A key point of contention is funding for the Supplemental Nutrition Assistance Program (SNAP), also known as the Food Stamp program. Spending reductions for SNAP account for the widest gap between the current House bill and the version passed out of the Senate. The Senate bill calls for about $4 billion in SNAP cuts over 10 years, while the House version would cut spending on SNAP by $20.5 billion over the same period.

The conservative group Heritage Action believes the cuts in the House bill do not go far enough. In a release titled “Conservatives must reject false choice on farm bill,” the group says the House bill only reduces record-high food-stamp spending by 2.5 percent. That spending, they say, doubled under President George W. Bush and again under President Obama.

“Many recognize our nation’s current agriculture and nutrition programs are in desperate need of reform, but (the House bill) is not the solution,” they say. The Heritage Foundation favors separating nutrition programs from farm programs, and also opposes many of the bill’s provisions for farm-program spending.
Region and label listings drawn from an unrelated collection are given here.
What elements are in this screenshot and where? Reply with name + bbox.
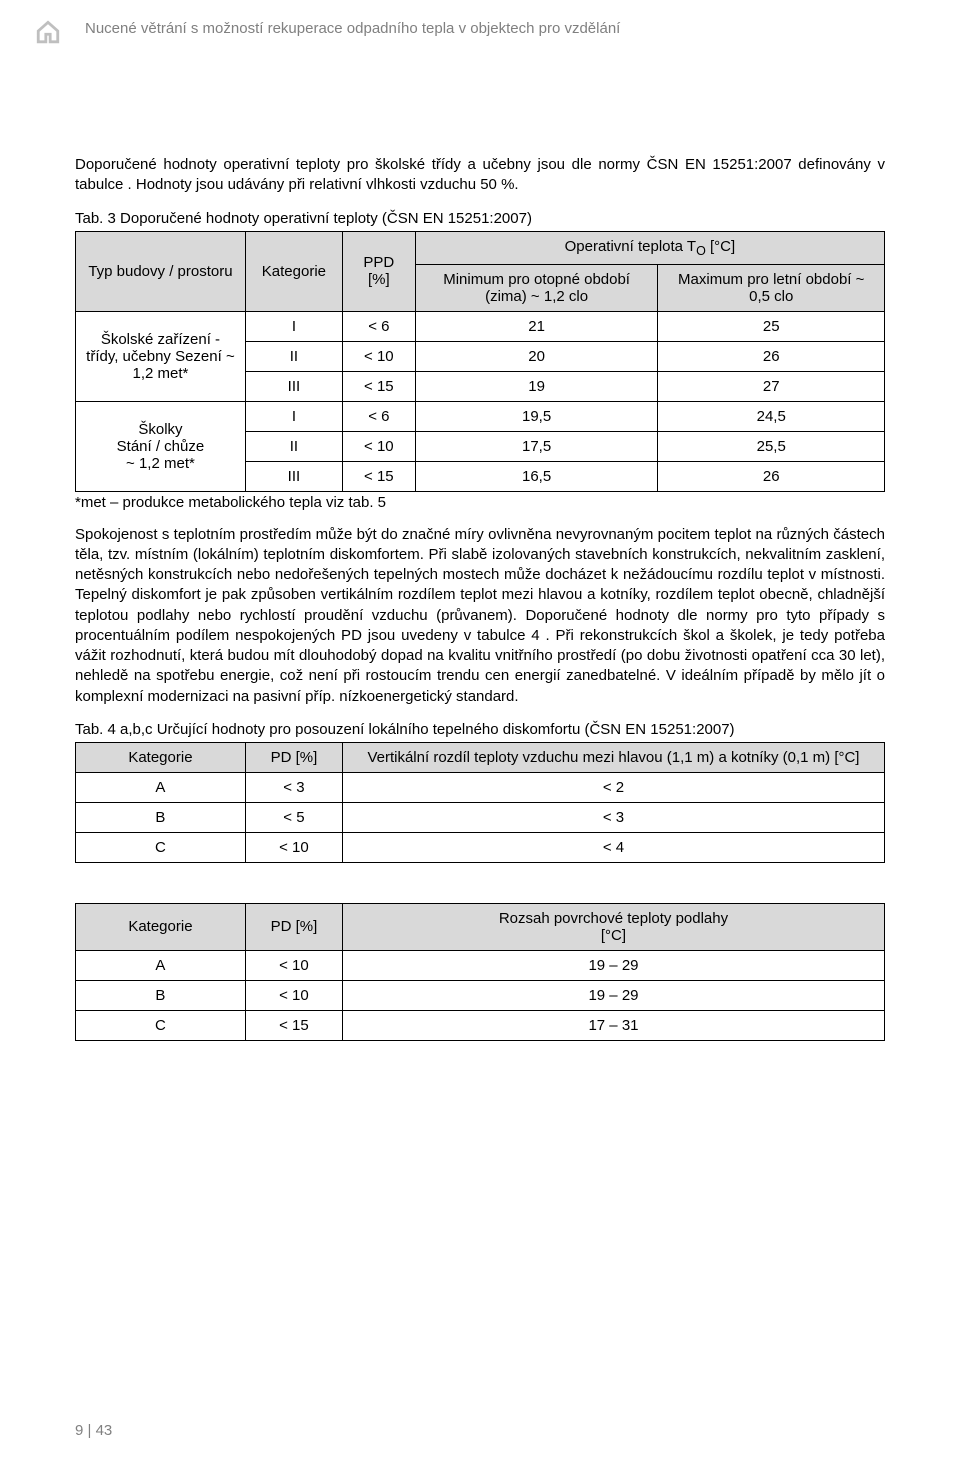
t4-b-val: < 3: [342, 802, 884, 832]
tC-a-val: 19 – 29: [342, 950, 884, 980]
page-header: Nucené větrání s možností rekuperace odp…: [75, 20, 885, 49]
t3-r2b-cat: II: [245, 431, 342, 461]
tC-head-val: Rozsah povrchové teploty podlahy [°C]: [342, 903, 884, 950]
t3-r2a-min: 19,5: [415, 401, 658, 431]
t3-r2c-cat: III: [245, 461, 342, 491]
t3-head-optemp-sub: O: [696, 244, 706, 258]
t3-r1b-min: 20: [415, 341, 658, 371]
t3-r2a-cat: I: [245, 401, 342, 431]
t3-r1c-ppd: < 15: [342, 371, 415, 401]
t4-head-val: Vertikální rozdíl teploty vzduchu mezi h…: [342, 742, 884, 772]
page: Nucené větrání s možností rekuperace odp…: [0, 0, 960, 1459]
t3-r1a-min: 21: [415, 311, 658, 341]
tC-b-pd: < 10: [245, 980, 342, 1010]
t3-r2a-ppd: < 6: [342, 401, 415, 431]
t3-head-min: Minimum pro otopné období (zima) ~ 1,2 c…: [415, 264, 658, 311]
t3-r1a-cat: I: [245, 311, 342, 341]
intro-paragraph: Doporučené hodnoty operativní teploty pr…: [75, 155, 885, 196]
t3-head-optemp: Operativní teplota TO [°C]: [415, 231, 884, 264]
t3-head-max: Maximum pro letní období ~ 0,5 clo: [658, 264, 885, 311]
t3-r1c-min: 19: [415, 371, 658, 401]
tC-b-cat: B: [76, 980, 246, 1010]
t3-r2-label: Školky Stání / chůze ~ 1,2 met*: [76, 401, 246, 491]
t3-r2b-min: 17,5: [415, 431, 658, 461]
t4-head-cat: Kategorie: [76, 742, 246, 772]
t3-r1a-max: 25: [658, 311, 885, 341]
t3-r2c-ppd: < 15: [342, 461, 415, 491]
tC-c-val: 17 – 31: [342, 1010, 884, 1040]
t4-a-cat: A: [76, 772, 246, 802]
t3-r2a-max: 24,5: [658, 401, 885, 431]
t4-a-pd: < 3: [245, 772, 342, 802]
table3-footnote: *met – produkce metabolického tepla viz …: [75, 494, 885, 511]
t3-head-optemp-unit: [°C]: [706, 238, 735, 255]
t3-r1-label: Školské zařízení - třídy, učebny Sezení …: [76, 311, 246, 401]
t4-a-val: < 2: [342, 772, 884, 802]
t3-r2b-max: 25,5: [658, 431, 885, 461]
tC-a-pd: < 10: [245, 950, 342, 980]
t3-r1a-ppd: < 6: [342, 311, 415, 341]
t3-head-optemp-text: Operativní teplota T: [565, 238, 696, 255]
t3-r2c-max: 26: [658, 461, 885, 491]
t4-b-cat: B: [76, 802, 246, 832]
page-number: 9 | 43: [75, 1422, 112, 1439]
t3-head-typ: Typ budovy / prostoru: [76, 231, 246, 311]
t3-r1b-cat: II: [245, 341, 342, 371]
table3: Typ budovy / prostoru Kategorie PPD [%] …: [75, 231, 885, 492]
t3-r1c-cat: III: [245, 371, 342, 401]
tC-a-cat: A: [76, 950, 246, 980]
mid-paragraph: Spokojenost s teplotním prostředím může …: [75, 525, 885, 707]
t3-r1c-max: 27: [658, 371, 885, 401]
header-title: Nucené větrání s možností rekuperace odp…: [85, 20, 620, 37]
t4-c-val: < 4: [342, 832, 884, 862]
t4-b-pd: < 5: [245, 802, 342, 832]
spacer: [75, 863, 885, 903]
tC-c-pd: < 15: [245, 1010, 342, 1040]
table3-caption: Tab. 3 Doporučené hodnoty operativní tep…: [75, 210, 885, 227]
tC-head-cat: Kategorie: [76, 903, 246, 950]
t3-r2c-min: 16,5: [415, 461, 658, 491]
tC-c-cat: C: [76, 1010, 246, 1040]
t3-r1b-ppd: < 10: [342, 341, 415, 371]
t3-r1b-max: 26: [658, 341, 885, 371]
tC-b-val: 19 – 29: [342, 980, 884, 1010]
t4-head-pd: PD [%]: [245, 742, 342, 772]
t3-head-kat: Kategorie: [245, 231, 342, 311]
t4-c-cat: C: [76, 832, 246, 862]
table4a: Kategorie PD [%] Vertikální rozdíl teplo…: [75, 742, 885, 863]
t4-c-pd: < 10: [245, 832, 342, 862]
table4c: Kategorie PD [%] Rozsah povrchové teplot…: [75, 903, 885, 1041]
tC-head-pd: PD [%]: [245, 903, 342, 950]
t3-r2b-ppd: < 10: [342, 431, 415, 461]
t3-head-ppd: PPD [%]: [342, 231, 415, 311]
table4-caption: Tab. 4 a,b,c Určující hodnoty pro posouz…: [75, 721, 885, 738]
On the other side of the issue, faith-based anti-hunger organization Bread for the World issued a release titled “Bread for the World urges Congress to vote no on House version of Farm Bill.”

In reference to the $20.5 billion in SNAP spending cuts in the House bill, Bread for the World president Rev. David Beckmann says: “These cuts would kick nearly 2 million people off the SNAP program, reduce benefits for more than 800,000 families, and leave 210,000 children without free school meals.

“Since the 2008 recession, charities have had difficulty meeting community food needs. Any cut to SNAP will result in hungry people being turned away.”